Il n’existe donc aucune « bonne » composition à optimiser. Certains joueurs relancent la scène pour obtenir la combinaison de vers qui leur parle le plus sur le plan poétique – c’est une approche valide si vous aimez l’aspect narratif du jeu. Mais pour la chasse aux trophées, choisissez n’importe quoi : le compteur avance de la même façon.

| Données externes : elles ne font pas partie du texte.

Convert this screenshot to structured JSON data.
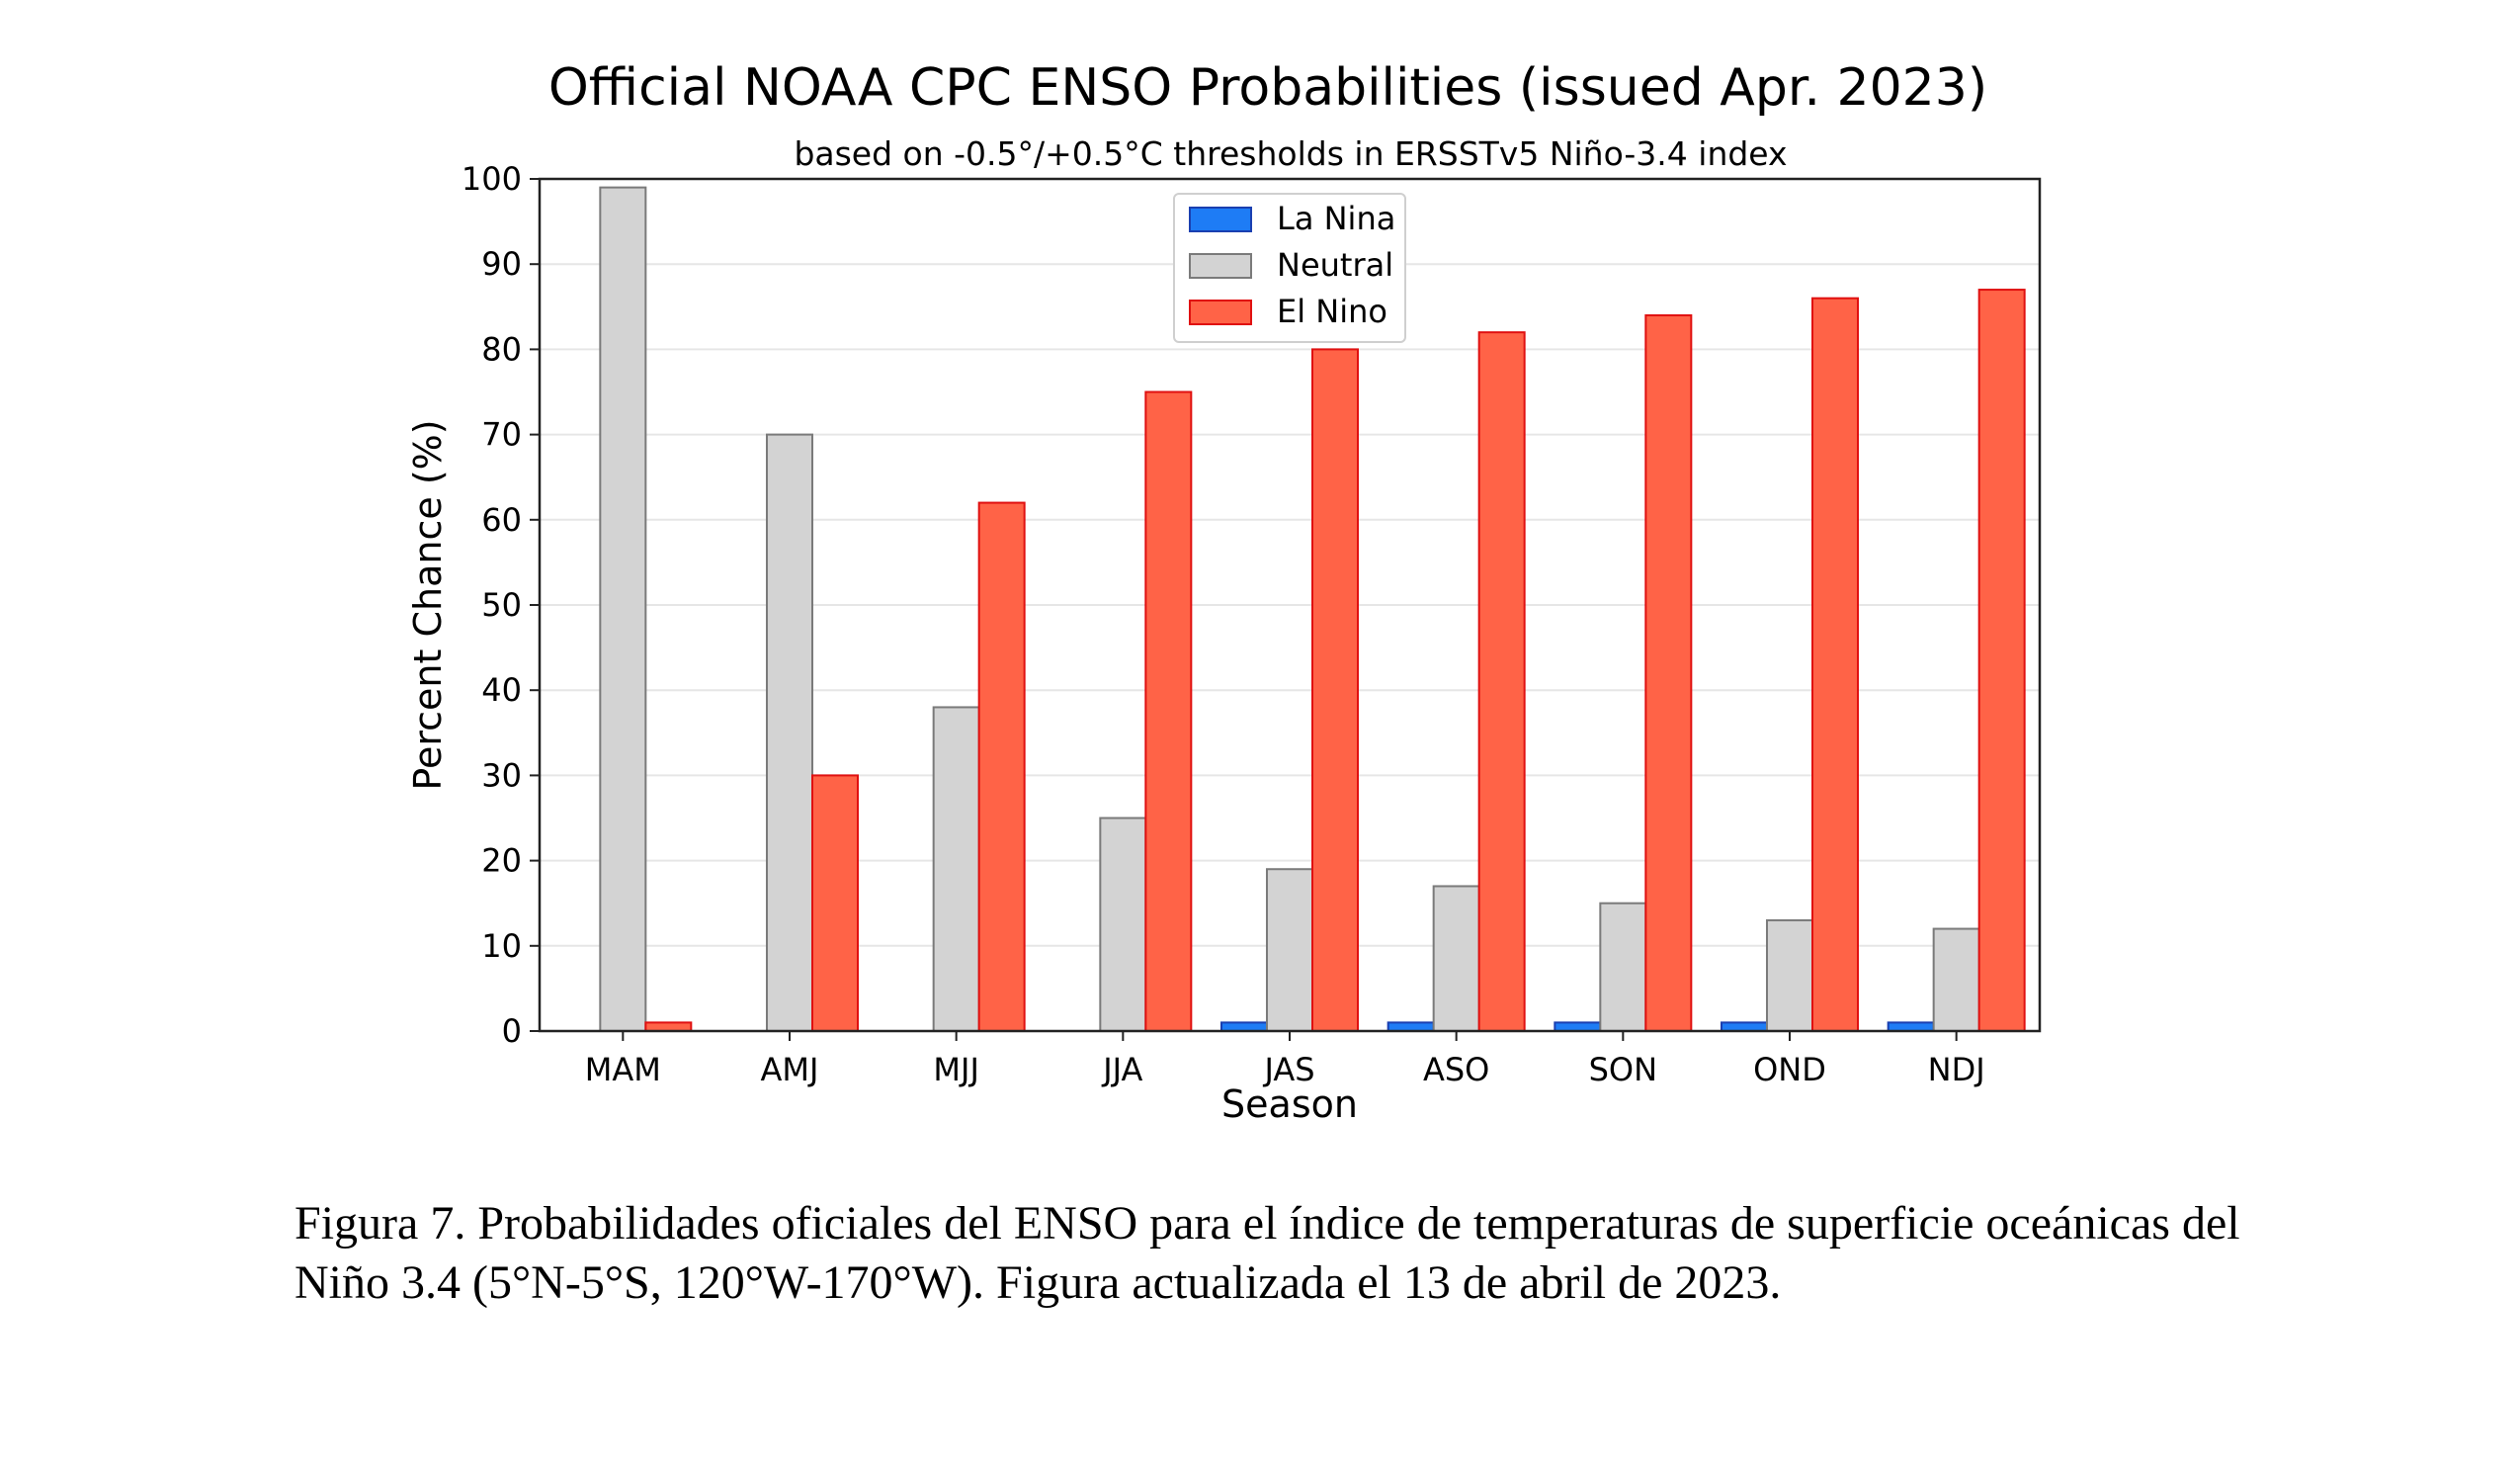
{
  "chart_data": {
    "type": "bar",
    "title": "Official NOAA CPC ENSO Probabilities (issued Apr. 2023)",
    "subtitle": "based on -0.5°/+0.5°C thresholds in ERSSTv5 Niño-3.4 index",
    "xlabel": "Season",
    "ylabel": "Percent Chance (%)",
    "ylim": [
      0,
      100
    ],
    "yticks": [
      0,
      10,
      20,
      30,
      40,
      50,
      60,
      70,
      80,
      90,
      100
    ],
    "grid": true,
    "legend_position": "top-center",
    "categories": [
      "MAM",
      "AMJ",
      "MJJ",
      "JJA",
      "JAS",
      "ASO",
      "SON",
      "OND",
      "NDJ"
    ],
    "series": [
      {
        "name": "La Nina",
        "color": "#1e7cf5",
        "edge": "#1a3fb0",
        "values": [
          0,
          0,
          0,
          0,
          1,
          1,
          1,
          1,
          1
        ]
      },
      {
        "name": "Neutral",
        "color": "#d3d3d3",
        "edge": "#7a7a7a",
        "values": [
          99,
          70,
          38,
          25,
          19,
          17,
          15,
          13,
          12
        ]
      },
      {
        "name": "El Nino",
        "color": "#ff6347",
        "edge": "#e01010",
        "values": [
          1,
          30,
          62,
          75,
          80,
          82,
          84,
          86,
          87
        ]
      }
    ]
  },
  "caption": {
    "line1": "Figura 7. Probabilidades oficiales del ENSO para el índice de temperaturas de superficie oceánicas del",
    "line2": "Niño 3.4 (5°N-5°S, 120°W-170°W). Figura actualizada el 13 de abril de 2023."
  }
}
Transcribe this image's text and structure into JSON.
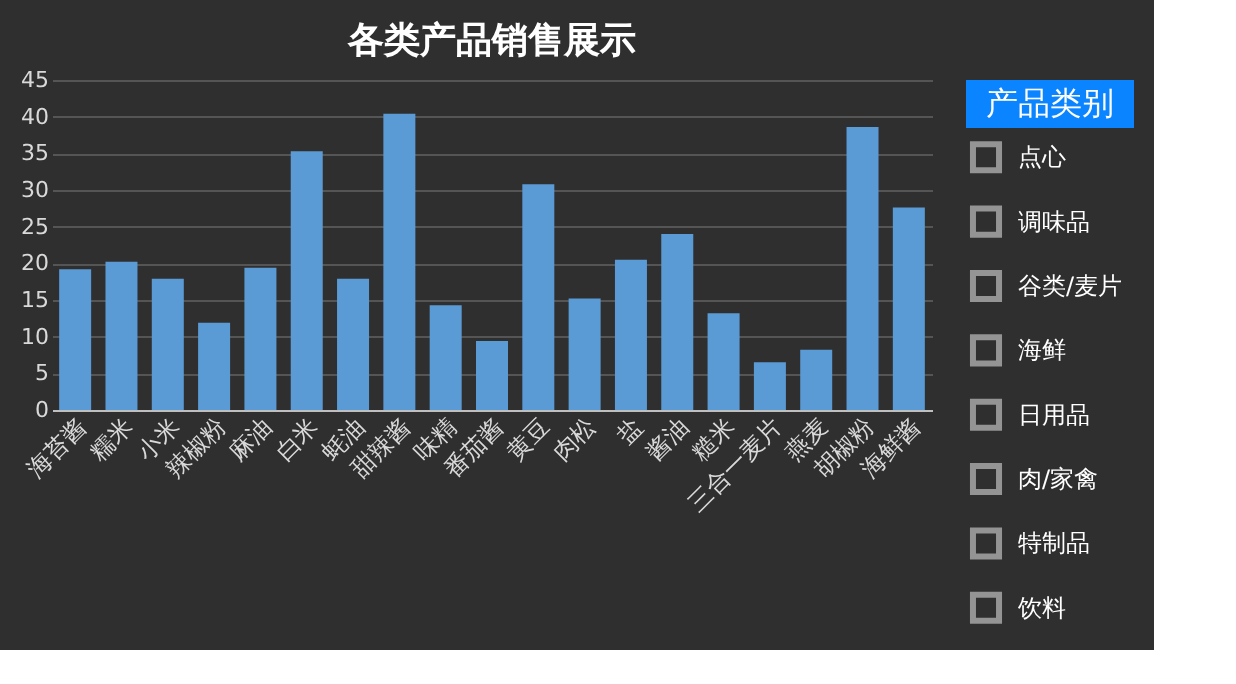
{
  "chart_data": [
    {
      "type": "bar",
      "title": "各类产品销售展示",
      "categories": [
        "海苔酱",
        "糯米",
        "小米",
        "辣椒粉",
        "麻油",
        "白米",
        "蚝油",
        "甜辣酱",
        "味精",
        "番茄酱",
        "黄豆",
        "肉松",
        "盐",
        "酱油",
        "糙米",
        "三合一麦片",
        "燕麦",
        "胡椒粉",
        "海鲜酱"
      ],
      "values": [
        19.2,
        20.2,
        17.9,
        11.9,
        19.4,
        35.3,
        17.9,
        40.4,
        14.3,
        9.4,
        30.8,
        15.2,
        20.5,
        24.0,
        13.2,
        6.5,
        8.2,
        38.6,
        27.6
      ],
      "color": "#5b9bd5",
      "ylim": [
        0,
        45
      ],
      "yticks": [
        0,
        5,
        10,
        15,
        20,
        25,
        30,
        35,
        40,
        45
      ],
      "grid": "y"
    },
    {
      "type": "other",
      "title": "产品类别",
      "annotations": [
        "点心",
        "调味品",
        "谷类/麦片",
        "海鲜",
        "日用品",
        "肉/家禽",
        "特制品",
        "饮料"
      ]
    }
  ]
}
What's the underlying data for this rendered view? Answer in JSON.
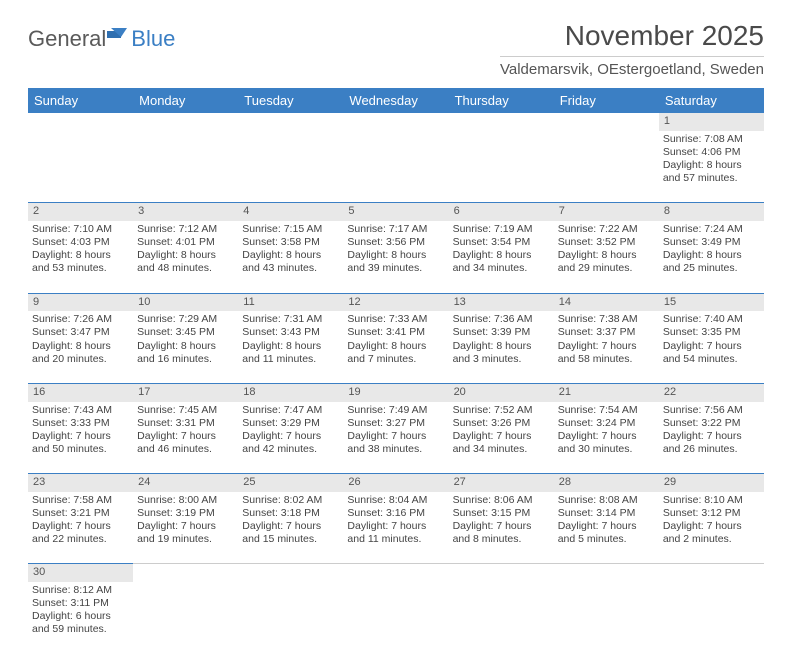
{
  "brand": {
    "part1": "General",
    "part2": "Blue"
  },
  "header": {
    "title": "November 2025",
    "location": "Valdemarsvik, OEstergoetland, Sweden"
  },
  "colors": {
    "header_bg": "#3b7fc4",
    "header_text": "#ffffff",
    "daynum_bg": "#e8e8e8",
    "rule": "#3b7fc4",
    "page_bg": "#ffffff",
    "body_text": "#444444"
  },
  "table": {
    "columns": [
      "Sunday",
      "Monday",
      "Tuesday",
      "Wednesday",
      "Thursday",
      "Friday",
      "Saturday"
    ],
    "weeks": [
      {
        "nums": [
          "",
          "",
          "",
          "",
          "",
          "",
          "1"
        ],
        "cells": [
          null,
          null,
          null,
          null,
          null,
          null,
          {
            "sunrise": "Sunrise: 7:08 AM",
            "sunset": "Sunset: 4:06 PM",
            "day1": "Daylight: 8 hours",
            "day2": "and 57 minutes."
          }
        ]
      },
      {
        "nums": [
          "2",
          "3",
          "4",
          "5",
          "6",
          "7",
          "8"
        ],
        "cells": [
          {
            "sunrise": "Sunrise: 7:10 AM",
            "sunset": "Sunset: 4:03 PM",
            "day1": "Daylight: 8 hours",
            "day2": "and 53 minutes."
          },
          {
            "sunrise": "Sunrise: 7:12 AM",
            "sunset": "Sunset: 4:01 PM",
            "day1": "Daylight: 8 hours",
            "day2": "and 48 minutes."
          },
          {
            "sunrise": "Sunrise: 7:15 AM",
            "sunset": "Sunset: 3:58 PM",
            "day1": "Daylight: 8 hours",
            "day2": "and 43 minutes."
          },
          {
            "sunrise": "Sunrise: 7:17 AM",
            "sunset": "Sunset: 3:56 PM",
            "day1": "Daylight: 8 hours",
            "day2": "and 39 minutes."
          },
          {
            "sunrise": "Sunrise: 7:19 AM",
            "sunset": "Sunset: 3:54 PM",
            "day1": "Daylight: 8 hours",
            "day2": "and 34 minutes."
          },
          {
            "sunrise": "Sunrise: 7:22 AM",
            "sunset": "Sunset: 3:52 PM",
            "day1": "Daylight: 8 hours",
            "day2": "and 29 minutes."
          },
          {
            "sunrise": "Sunrise: 7:24 AM",
            "sunset": "Sunset: 3:49 PM",
            "day1": "Daylight: 8 hours",
            "day2": "and 25 minutes."
          }
        ]
      },
      {
        "nums": [
          "9",
          "10",
          "11",
          "12",
          "13",
          "14",
          "15"
        ],
        "cells": [
          {
            "sunrise": "Sunrise: 7:26 AM",
            "sunset": "Sunset: 3:47 PM",
            "day1": "Daylight: 8 hours",
            "day2": "and 20 minutes."
          },
          {
            "sunrise": "Sunrise: 7:29 AM",
            "sunset": "Sunset: 3:45 PM",
            "day1": "Daylight: 8 hours",
            "day2": "and 16 minutes."
          },
          {
            "sunrise": "Sunrise: 7:31 AM",
            "sunset": "Sunset: 3:43 PM",
            "day1": "Daylight: 8 hours",
            "day2": "and 11 minutes."
          },
          {
            "sunrise": "Sunrise: 7:33 AM",
            "sunset": "Sunset: 3:41 PM",
            "day1": "Daylight: 8 hours",
            "day2": "and 7 minutes."
          },
          {
            "sunrise": "Sunrise: 7:36 AM",
            "sunset": "Sunset: 3:39 PM",
            "day1": "Daylight: 8 hours",
            "day2": "and 3 minutes."
          },
          {
            "sunrise": "Sunrise: 7:38 AM",
            "sunset": "Sunset: 3:37 PM",
            "day1": "Daylight: 7 hours",
            "day2": "and 58 minutes."
          },
          {
            "sunrise": "Sunrise: 7:40 AM",
            "sunset": "Sunset: 3:35 PM",
            "day1": "Daylight: 7 hours",
            "day2": "and 54 minutes."
          }
        ]
      },
      {
        "nums": [
          "16",
          "17",
          "18",
          "19",
          "20",
          "21",
          "22"
        ],
        "cells": [
          {
            "sunrise": "Sunrise: 7:43 AM",
            "sunset": "Sunset: 3:33 PM",
            "day1": "Daylight: 7 hours",
            "day2": "and 50 minutes."
          },
          {
            "sunrise": "Sunrise: 7:45 AM",
            "sunset": "Sunset: 3:31 PM",
            "day1": "Daylight: 7 hours",
            "day2": "and 46 minutes."
          },
          {
            "sunrise": "Sunrise: 7:47 AM",
            "sunset": "Sunset: 3:29 PM",
            "day1": "Daylight: 7 hours",
            "day2": "and 42 minutes."
          },
          {
            "sunrise": "Sunrise: 7:49 AM",
            "sunset": "Sunset: 3:27 PM",
            "day1": "Daylight: 7 hours",
            "day2": "and 38 minutes."
          },
          {
            "sunrise": "Sunrise: 7:52 AM",
            "sunset": "Sunset: 3:26 PM",
            "day1": "Daylight: 7 hours",
            "day2": "and 34 minutes."
          },
          {
            "sunrise": "Sunrise: 7:54 AM",
            "sunset": "Sunset: 3:24 PM",
            "day1": "Daylight: 7 hours",
            "day2": "and 30 minutes."
          },
          {
            "sunrise": "Sunrise: 7:56 AM",
            "sunset": "Sunset: 3:22 PM",
            "day1": "Daylight: 7 hours",
            "day2": "and 26 minutes."
          }
        ]
      },
      {
        "nums": [
          "23",
          "24",
          "25",
          "26",
          "27",
          "28",
          "29"
        ],
        "cells": [
          {
            "sunrise": "Sunrise: 7:58 AM",
            "sunset": "Sunset: 3:21 PM",
            "day1": "Daylight: 7 hours",
            "day2": "and 22 minutes."
          },
          {
            "sunrise": "Sunrise: 8:00 AM",
            "sunset": "Sunset: 3:19 PM",
            "day1": "Daylight: 7 hours",
            "day2": "and 19 minutes."
          },
          {
            "sunrise": "Sunrise: 8:02 AM",
            "sunset": "Sunset: 3:18 PM",
            "day1": "Daylight: 7 hours",
            "day2": "and 15 minutes."
          },
          {
            "sunrise": "Sunrise: 8:04 AM",
            "sunset": "Sunset: 3:16 PM",
            "day1": "Daylight: 7 hours",
            "day2": "and 11 minutes."
          },
          {
            "sunrise": "Sunrise: 8:06 AM",
            "sunset": "Sunset: 3:15 PM",
            "day1": "Daylight: 7 hours",
            "day2": "and 8 minutes."
          },
          {
            "sunrise": "Sunrise: 8:08 AM",
            "sunset": "Sunset: 3:14 PM",
            "day1": "Daylight: 7 hours",
            "day2": "and 5 minutes."
          },
          {
            "sunrise": "Sunrise: 8:10 AM",
            "sunset": "Sunset: 3:12 PM",
            "day1": "Daylight: 7 hours",
            "day2": "and 2 minutes."
          }
        ]
      },
      {
        "nums": [
          "30",
          "",
          "",
          "",
          "",
          "",
          ""
        ],
        "cells": [
          {
            "sunrise": "Sunrise: 8:12 AM",
            "sunset": "Sunset: 3:11 PM",
            "day1": "Daylight: 6 hours",
            "day2": "and 59 minutes."
          },
          null,
          null,
          null,
          null,
          null,
          null
        ]
      }
    ]
  }
}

Haïkus et trophées : ce qu’il faut savoir pour le platine

Le trophée directement lié aux haïkus s’appelle « Le corps et l’esprit », et c’est un trophée Argent dans Ghost of Tsushima: Director’s Cut. Pour le décrocher, vous devez remplir quatre conditions simultanément :

  • Compléter 18 sources chaudes
  • Trouver 19 haïkus
  • Activer 49 sanctuaires d’Inari
  • Réussir 16 frappes de bambou

Les haïkus sont souvent la dernière case à cocher, précisément à cause du haïku n°19 qui échappe aux recherches classiques. Si votre trophée ne se débloque pas alors que vous pensez avoir tout fait, vérifiez d’abord votre progression des récits de Yuriko avant de chercher ailleurs.

Une stratégie efficace pour la chasse : faites les régions dans l’ordre naturel du jeu (Izuhara, puis Toyotama, puis Kamiagata), en cochant les haïkus au fil de votre exploration. Combinez ça avec les sources chaudes et les sanctuaires qui sont souvent dans les mêmes zones. Vous évitez ainsi les allers-retours coûteux en temps. Le reste du chemin vers le platine suivra naturellement.

Au fond, les haïkus dans Ghost of Tsushima font ce que peu de collectibles réussissent : ils vous forcent à lever les yeux du radar et à regarder le paysage. Jin s’arrête, souffle, choisit ses mots. Vous aussi, quelques secondes. C’est peut-être la mécanique la plus honnête du jeu.